Sanata para yatırmaya başladıktan sonra, günlük hayattaki diğer harcamalarınızda pintileştiniz mi?
- Hem de nasıl! Kıyafet, çanta, ayakkabı alamıyorum artık. Bütçe meselesi bu. Artık sadece eserlere para ayırıyorum. Sanat dışındaki alanlarda pintiyim. İş satın alma sürecinden çok keyif alıyorum. Tabloyla ilk karşılaşma, ilk bakış, galeriyle görüşmeler… Modaya ilgim hiç kalmadı. Trendleri falan önemsemiyorum, klasik stilim var.

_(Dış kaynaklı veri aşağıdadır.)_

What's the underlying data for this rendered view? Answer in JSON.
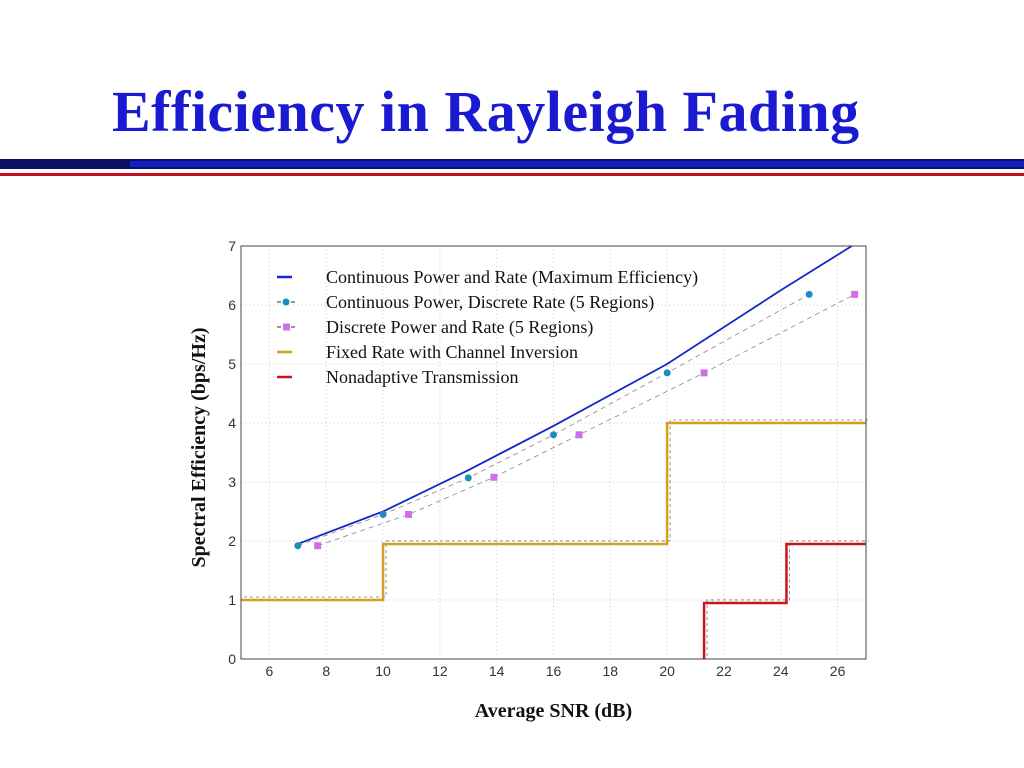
{
  "slide": {
    "title": "Efficiency in Rayleigh Fading"
  },
  "colors": {
    "title": "#1a1ad0",
    "rule_navy": "#0c1060",
    "rule_red": "#c01020",
    "max_eff": "#1428c8",
    "cont_power_discrete": "#1a8fbf",
    "discrete_power": "#d070e8",
    "channel_inversion": "#d4a020",
    "nonadaptive": "#c81420"
  },
  "chart_data": {
    "type": "line",
    "xlabel": "Average SNR (dB)",
    "ylabel": "Spectral Efficiency (bps/Hz)",
    "xlim": [
      5,
      27
    ],
    "ylim": [
      0,
      7
    ],
    "xticks": [
      6,
      8,
      10,
      12,
      14,
      16,
      18,
      20,
      22,
      24,
      26
    ],
    "yticks": [
      0,
      1,
      2,
      3,
      4,
      5,
      6,
      7
    ],
    "grid": true,
    "legend_position": "top-left",
    "series": [
      {
        "name": "Continuous Power and Rate (Maximum Efficiency)",
        "style": "solid",
        "x": [
          7,
          10,
          13,
          16,
          20,
          24,
          26.5
        ],
        "y": [
          1.95,
          2.5,
          3.2,
          3.95,
          5.0,
          6.25,
          7.0
        ]
      },
      {
        "name": "Continuous Power, Discrete Rate (5 Regions)",
        "style": "dashed-circle",
        "x": [
          7,
          10,
          13,
          16,
          20,
          25
        ],
        "y": [
          1.92,
          2.45,
          3.07,
          3.8,
          4.85,
          6.18
        ]
      },
      {
        "name": "Discrete Power and Rate (5 Regions)",
        "style": "dashed-square",
        "x": [
          7.7,
          10.9,
          13.9,
          16.9,
          21.3,
          26.6
        ],
        "y": [
          1.92,
          2.45,
          3.08,
          3.8,
          4.85,
          6.18
        ]
      },
      {
        "name": "Fixed Rate with Channel Inversion",
        "style": "step",
        "x": [
          5,
          10,
          10,
          20,
          20,
          27
        ],
        "y": [
          1.0,
          1.0,
          1.95,
          1.95,
          4.0,
          4.0
        ]
      },
      {
        "name": "Nonadaptive Transmission",
        "style": "step",
        "x": [
          21.3,
          21.3,
          24.2,
          24.2,
          27
        ],
        "y": [
          0,
          0.95,
          0.95,
          1.95,
          1.95
        ]
      }
    ]
  }
}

Bir taraftan da modaya en çok para harcayan kadınlar listesindesiniz. Sanat piyasasında önyargıyla karşılaştınız mı?
- Bilakis çok hoş karşılandım. Diyalog kurduğum insanlar bana hiç önyargılı davranmadı. Yurtdışındaki galerilerde tam tersi bir tavırla karşılaştım ama. İşin fiyatını sordum, bana sen bunu alamazsın ki der gibi baktılar. Bir fuarı insan saçı başı yapılı, topuklu ayakkabılarla gezemez ki. Ben eşofman, atlet, hırka, spor ayakkabıyla geziyorum. Snobe edildiğim birkaç galeri oldu. Ama gide gele alıştırdım kendimi. Halbuki ABD’de hiçbir koleksiyoner lüks markalardan giyinmez ki. Onlar giyinmeyi örtünmekle bir tutar o kadar. Alçakgönüllü olmak esastır.

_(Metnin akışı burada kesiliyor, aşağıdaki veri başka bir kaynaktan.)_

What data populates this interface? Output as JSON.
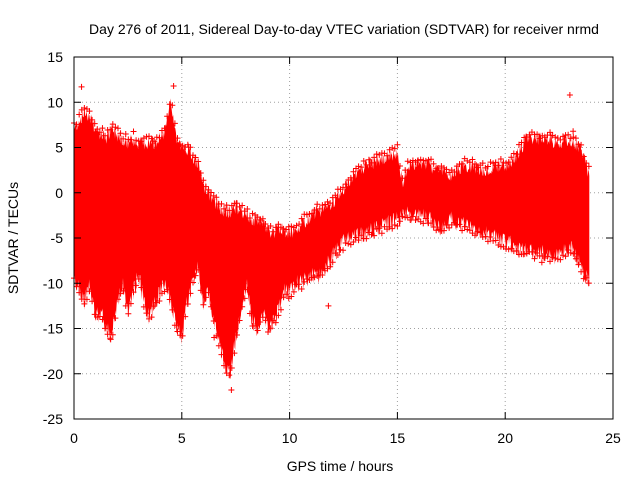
{
  "chart_data": {
    "type": "scatter",
    "title": "Day 276 of 2011, Sidereal Day-to-day VTEC variation (SDTVAR) for receiver nrmd",
    "xlabel": "GPS time / hours",
    "ylabel": "SDTVAR / TECUs",
    "xlim": [
      0,
      25
    ],
    "ylim": [
      -25,
      15
    ],
    "x_ticks": [
      0,
      5,
      10,
      15,
      20,
      25
    ],
    "y_ticks": [
      -25,
      -20,
      -15,
      -10,
      -5,
      0,
      5,
      10,
      15
    ],
    "grid": true,
    "marker": "+",
    "series": [
      {
        "name": "SDTVAR",
        "color": "#ff0000",
        "envelope_x": [
          0.0,
          0.25,
          0.5,
          0.75,
          1.0,
          1.25,
          1.5,
          1.75,
          2.0,
          2.25,
          2.5,
          2.75,
          3.0,
          3.25,
          3.5,
          3.75,
          4.0,
          4.25,
          4.5,
          4.75,
          5.0,
          5.25,
          5.5,
          5.75,
          6.0,
          6.25,
          6.5,
          6.75,
          7.0,
          7.25,
          7.5,
          7.75,
          8.0,
          8.25,
          8.5,
          8.75,
          9.0,
          9.25,
          9.5,
          9.75,
          10.0,
          10.25,
          10.5,
          10.75,
          11.0,
          11.25,
          11.5,
          11.75,
          12.0,
          12.5,
          13.0,
          13.5,
          14.0,
          14.5,
          15.0,
          15.25,
          15.5,
          16.0,
          16.5,
          17.0,
          17.5,
          18.0,
          18.5,
          19.0,
          19.5,
          20.0,
          20.5,
          21.0,
          21.5,
          22.0,
          22.5,
          23.0,
          23.5,
          23.9
        ],
        "envelope_high": [
          7,
          8,
          9,
          8.5,
          7,
          6.5,
          6,
          7,
          6.5,
          6,
          5.5,
          6,
          5.5,
          5.5,
          5.5,
          5.5,
          6,
          7,
          10,
          6,
          5,
          5,
          4,
          3,
          1,
          0,
          -1,
          -1.5,
          -2,
          -2,
          -1.5,
          -2,
          -2.5,
          -3,
          -3,
          -3.5,
          -4,
          -4.5,
          -4,
          -4,
          -4.5,
          -4,
          -3.5,
          -3,
          -2.5,
          -2,
          -2,
          -1.5,
          -1,
          0.5,
          2,
          3,
          3.5,
          4,
          4.5,
          1,
          3,
          3.5,
          3,
          2.5,
          2,
          3,
          3,
          2.5,
          3,
          3,
          4,
          6,
          6,
          6,
          5.5,
          6,
          5,
          2
        ],
        "envelope_low": [
          -9,
          -11,
          -12,
          -10,
          -14,
          -13,
          -15,
          -16,
          -12,
          -10,
          -13,
          -11,
          -9,
          -12,
          -14,
          -12,
          -11,
          -10,
          -12,
          -15,
          -16,
          -12,
          -10,
          -8,
          -12,
          -11,
          -14,
          -17,
          -19,
          -20,
          -16,
          -13,
          -10,
          -14,
          -15,
          -13,
          -15,
          -14,
          -13,
          -11,
          -11,
          -10,
          -10,
          -9.5,
          -9,
          -9,
          -9,
          -8,
          -7,
          -5.5,
          -5,
          -4.5,
          -4,
          -3.5,
          -3,
          -2.5,
          -2.5,
          -2.5,
          -3,
          -4,
          -3,
          -3.5,
          -4,
          -4.5,
          -5,
          -5.5,
          -6,
          -6.5,
          -6.5,
          -7,
          -7,
          -6,
          -8,
          -10
        ],
        "outliers": [
          {
            "x": 0.35,
            "y": 11.7
          },
          {
            "x": 4.62,
            "y": 11.8
          },
          {
            "x": 7.3,
            "y": -21.8
          },
          {
            "x": 11.8,
            "y": -12.5
          },
          {
            "x": 23.0,
            "y": 10.8
          },
          {
            "x": 23.15,
            "y": 6.8
          },
          {
            "x": 21.7,
            "y": -7.7
          },
          {
            "x": 1.7,
            "y": -16.2
          },
          {
            "x": 6.5,
            "y": -16.0
          }
        ]
      }
    ]
  }
}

Türkiye’de sanat deyince sizin gözünüzü parlatan özel kişiler var mı? Gurularınız?
- Vasıf Kortun ve Ali Akay’dan inanılmaz besleniyorum. Köken Ergun’la yeni tanıştım, hâlâ etkisindeyim. Nilbar Güreş’le çok eski arkadaş olduk artık. Saymakla bitmez. Bu insanlarla sohbetler bitmiyor, alınan hazzın tarifi yok.
Arkadaş çevreniz hayli değişti anlaşılan… O zaman cemiyet hayatının hanımları ile 6 saatlik Papermoon yemeklerine katılamıyorsunuz…
- Hiç. Yılda bir kez belki. Tabii çok eski dostlarıma vakit ayırmaya çalışıyorum ama öyle eskisi gibi bol keseden harcayacak bir vaktim kalmadı artık.
Bugün Pera Palas’tayız
SPOT olarak bugün, Pera Palas Otel’de, sabah saat 10.00’da kayıtla başlayacak bir seminerimiz var. ‘Türkiye, İran ve Ortadoğu Sanat Piyasalarının Dinamikleri’ başlığı altında yürütülecek seminerimizde altısı yabancı sekiz konuşmacı yer alacak. Bilet fiyatı 300 TL.